Thanks to Karl Jones, Handy Vandals Almanac. http://www.karljones.com/halflife/almanac.asp

R_speed is a measure of how many polygons the game engine render at any given time. Polygons are triangles, the simplest possible shape. The engine draws the triangles to the screen.

There are two types of polygons:

wpolys (world polygons) Wpolys: all brushes (including brush-based entities like doors) increase wpolys. This value is typically used to describe r_speeds. When you compile a map, the compiler generates a list of wpoly triangles based upon the brushes in the map.

epolys (entity polygons) Epolys are the polygons in any model-based entity like players, monsters, items, weapons.

End Handy Vandal Info.....

Start of stuff I know.....

So what are you looking at?
If you type r_speeds 1 at the console in your map you will be shown a scrolling list of numbers like this;

48fps 10ms 560wpoly 1870epoly }
48fps 10ms 560wpoly 1870epoly } These numbers may be constantly changing
48fps 10ms 560wpoly 1870epoly }

The figure you are interested in is the wpoly figure (560 in this case). This is what most people are talking about when they say that a map had high r_speeds and lags the play.
Redraw or Refresh speed.

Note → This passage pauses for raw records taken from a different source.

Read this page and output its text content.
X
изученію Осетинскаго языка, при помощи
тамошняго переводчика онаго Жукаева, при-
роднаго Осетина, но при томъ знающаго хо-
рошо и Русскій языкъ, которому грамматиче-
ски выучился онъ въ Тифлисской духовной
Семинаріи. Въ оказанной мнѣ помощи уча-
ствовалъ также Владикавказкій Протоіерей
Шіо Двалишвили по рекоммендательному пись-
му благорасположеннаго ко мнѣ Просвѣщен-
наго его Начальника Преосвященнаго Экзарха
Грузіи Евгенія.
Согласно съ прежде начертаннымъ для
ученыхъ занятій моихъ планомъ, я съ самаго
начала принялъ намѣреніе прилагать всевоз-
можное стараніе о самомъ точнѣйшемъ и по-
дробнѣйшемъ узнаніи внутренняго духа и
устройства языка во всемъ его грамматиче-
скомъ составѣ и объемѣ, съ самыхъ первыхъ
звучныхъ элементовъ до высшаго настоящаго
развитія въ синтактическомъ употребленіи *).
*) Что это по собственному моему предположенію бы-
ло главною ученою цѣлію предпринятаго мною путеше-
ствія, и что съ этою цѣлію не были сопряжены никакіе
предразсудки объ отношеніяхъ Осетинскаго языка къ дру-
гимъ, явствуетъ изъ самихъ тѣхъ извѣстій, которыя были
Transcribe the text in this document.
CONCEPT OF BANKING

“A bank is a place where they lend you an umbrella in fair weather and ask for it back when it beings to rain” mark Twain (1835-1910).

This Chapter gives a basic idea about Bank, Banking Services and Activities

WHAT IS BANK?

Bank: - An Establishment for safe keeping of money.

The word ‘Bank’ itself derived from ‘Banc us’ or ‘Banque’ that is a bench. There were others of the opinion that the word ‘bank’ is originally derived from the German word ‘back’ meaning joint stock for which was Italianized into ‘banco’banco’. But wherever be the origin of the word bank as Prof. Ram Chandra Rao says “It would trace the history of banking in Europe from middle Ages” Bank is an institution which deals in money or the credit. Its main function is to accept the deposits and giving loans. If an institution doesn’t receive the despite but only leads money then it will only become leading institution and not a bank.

Commonly used for the wpoly count. r_speeds affect lag and FPS.
If you want to have a look at the r_speeds of the map you're constructing, enter "r_speeds 1" at the console. Then run around, and you will get a better Idea of how r_speeds effect your map, and possible Laggy areas.
What you are looking for, as a general rule is a Wpoly of around 400 to 600 or less ( recently forum comments have indicated wpoly counts of around 800 are acceptable). I have read differet ideas on this, but the consensus is that these figures produce a playable multiplayer map without too much Lag. Don't get too frustrated by this, most people go mad trying to keep R_speeds down and forget actual fun while playing. High traffic areas should be kept within these limits, if you can manage it, but I have found the best way of testing a map is to run it on an old machine. PII 400 or less with a really average graphics card. This will show up the problem areas straight away. Large outside areas really push the r_speeds up, fine in single player but a hassle in multiplayer, This doesn't mean that you shouldn't use them, it just means that you really should try to limit large box type areas. If you don't want to use r_speeds 1 at the console then try another Tip I read on Happy Vandals Almanac that said to get an RPG, fire all the rounds and run round with the trigger pressed. it should make a clicky sound. If this isn't constant, then there is a possibility that where you are in the map is just too busy.
Read the section in the help file on reducing polygon counts, and try removing things one at a time, until the map is smooth again. Make use of entity brushes for lights and fixtures as they don't split the world brushes up.
Another thing to try is "Visable Blocking", by this they mean placing solid brushes to block line of sight between big rooms. Entity brushes do not block Vis as far as the engine is concerned.
Another option is including the zhlt.wad file in your textures and making use of HINT brushes. Too deep for the Glossary, but hopefully I will have finished a tutorial on r_speeds soon.
At the end of the day, don't get too obsesed with R_speeds if your producing a map for yourself and your mates, afterall mapping is all about discovery and fun.